The International Campaign for Tibet welcomes the announcement by the EU Presidency that it intends to make an official visit to Tibet prior to the EU-China Bilateral Human Rights Dialogue being held in Beijing later this month.
“This is the first official EU visit to Tibet since its controversial trip of 1998. It demonstrates that the EU Presidency acknowledges the ongoing human rights abuses by China in Tibet and sends a political message to China that the EU remains concerned about the situation in the forcefully-controlled region,” said Ms. Tsering Jampa, Executive Director, ICT Europe.
“Freedom of religion is severely curtailed in Tibet as are civil and political rights. Despite the EU’s assurances that the EU-China Dialogue safeguards human rights, it is well documented that China is still imposing repressive measures in Tibet. The Troika must take the information gleaned during its visit to significantly strengthen the dialogue when it comes to Tibet,” said Ms. Jampa.
ICT maintains that human rights violations in Tibet will continue to occur so long as the political situation of Tibet remains unresolved. ICT therefore calls on the EU to use every opportunity during the visit and dialogue to encourage China to commence substantive discussions with the Dalai Lama to resolve the issue.
ICT fears the EU-China arms embargo will dominate discussions during this round of the EU-China Bilateral Human Rights Dialogue and rejects lifting the embargo in the near future.

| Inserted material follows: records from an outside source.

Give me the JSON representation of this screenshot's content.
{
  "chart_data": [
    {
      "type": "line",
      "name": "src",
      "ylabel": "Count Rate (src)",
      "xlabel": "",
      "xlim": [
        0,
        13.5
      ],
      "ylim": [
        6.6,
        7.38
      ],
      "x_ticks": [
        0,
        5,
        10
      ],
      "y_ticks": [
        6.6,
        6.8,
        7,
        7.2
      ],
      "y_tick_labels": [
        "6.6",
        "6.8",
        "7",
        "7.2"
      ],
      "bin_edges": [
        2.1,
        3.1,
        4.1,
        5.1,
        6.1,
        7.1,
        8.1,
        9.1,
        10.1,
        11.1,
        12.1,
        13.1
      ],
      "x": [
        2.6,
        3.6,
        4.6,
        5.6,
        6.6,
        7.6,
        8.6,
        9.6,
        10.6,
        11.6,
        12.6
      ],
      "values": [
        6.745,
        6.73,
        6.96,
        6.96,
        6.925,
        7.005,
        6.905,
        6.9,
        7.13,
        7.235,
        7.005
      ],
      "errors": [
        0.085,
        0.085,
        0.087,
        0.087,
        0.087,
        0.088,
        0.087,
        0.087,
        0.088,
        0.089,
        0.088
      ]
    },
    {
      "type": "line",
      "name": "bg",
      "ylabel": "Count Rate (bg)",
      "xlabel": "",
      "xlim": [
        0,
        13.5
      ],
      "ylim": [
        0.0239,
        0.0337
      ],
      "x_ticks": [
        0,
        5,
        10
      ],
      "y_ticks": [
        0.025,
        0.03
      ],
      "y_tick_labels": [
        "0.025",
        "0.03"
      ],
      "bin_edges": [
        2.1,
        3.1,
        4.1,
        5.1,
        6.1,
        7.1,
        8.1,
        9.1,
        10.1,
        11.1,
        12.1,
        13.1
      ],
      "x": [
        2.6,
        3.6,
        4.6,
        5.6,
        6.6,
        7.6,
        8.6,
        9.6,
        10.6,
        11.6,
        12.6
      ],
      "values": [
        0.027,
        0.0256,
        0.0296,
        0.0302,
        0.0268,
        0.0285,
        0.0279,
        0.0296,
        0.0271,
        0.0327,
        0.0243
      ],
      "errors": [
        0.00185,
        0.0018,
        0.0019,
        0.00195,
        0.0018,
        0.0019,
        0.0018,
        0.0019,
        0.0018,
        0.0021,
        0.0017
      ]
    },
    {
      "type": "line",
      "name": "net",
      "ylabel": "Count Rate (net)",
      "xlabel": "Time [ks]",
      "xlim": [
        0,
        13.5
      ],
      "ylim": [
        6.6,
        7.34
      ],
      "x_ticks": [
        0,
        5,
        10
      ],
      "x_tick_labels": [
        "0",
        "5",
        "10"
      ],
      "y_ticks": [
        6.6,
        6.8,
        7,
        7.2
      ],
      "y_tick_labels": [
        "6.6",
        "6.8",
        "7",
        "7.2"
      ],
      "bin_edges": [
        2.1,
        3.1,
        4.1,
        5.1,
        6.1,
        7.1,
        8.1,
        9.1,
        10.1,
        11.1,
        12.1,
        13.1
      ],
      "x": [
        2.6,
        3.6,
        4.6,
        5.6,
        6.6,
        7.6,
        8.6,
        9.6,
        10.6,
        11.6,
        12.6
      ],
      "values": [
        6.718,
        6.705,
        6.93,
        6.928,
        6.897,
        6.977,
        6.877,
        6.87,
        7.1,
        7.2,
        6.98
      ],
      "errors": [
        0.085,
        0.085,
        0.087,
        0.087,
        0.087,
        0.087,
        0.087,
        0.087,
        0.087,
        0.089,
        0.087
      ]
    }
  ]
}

“Significant change in China is warranted before the EU can morally commit to lifting the EU-China arms embargo – this is not going to happen within 6 or 12 months. China has not yet demonstrated that it would not use such weapons against its own people or to suppress political dissent in Tibet and Xinjiang,” Ms Jampa added.
The EU Troika will visit Tibet’s capital, Lhasa, and its surrounding areas from 20-23 September 2004. The trip is intended to gather information about the human rights situation there; however, it is believed that no prison visits will be made by the delegation.
“We support the EU’s decision not to visit prisons inside Tibet. Our experience from past delegations is that that visitors are not likely to see the real situation and prisoners may inadvertently be placed at risk by trying to contact the delegation or make some political statement,” said Ms. Jampa.
“Of course it is impossible for political prisoners to speak freely to visiting delegations. It is prohibited and they would only be allowed to say what the Chinese tell them to say. In 1998 we were even completely unaware of the European delegation’s visit to Drapchi. If we had known, we would have felt compelled to shout out our beliefs. After all, we were already in prison for that very reason,” said Ms. Ngawang Sangdrol, former political prisoner and ICT human rights analyst.
“Living in freedom it may be hard to imagine that a few words can bring severe punishment. But I remember how it was and every day I think of my brothers and sisters still jailed in Drapchi prison. The European delegation is obliged to speak freely to the Chinese authorities for those people. This is what I ask them to do,” Ms. Sangdrol added.
The last official EU visit to Tibet was made by a delegation of Beijing-based ambassadors in May 1998. Unbeknown to the delegation, a protest broke out during their visit to the notorious Drapchi Prision and armed People’s Armed Police (PAP) personnel were called in to control the situation. It is believed that 11 deaths of in-mates occurred in the weeks following the protests. All current political prisoners in Drapchi still suffer the consequences of incident that occurred during the EU visit, even if they were not involved in the peaceful protests, with some political prisoners reportedly still detained in punishment blocks.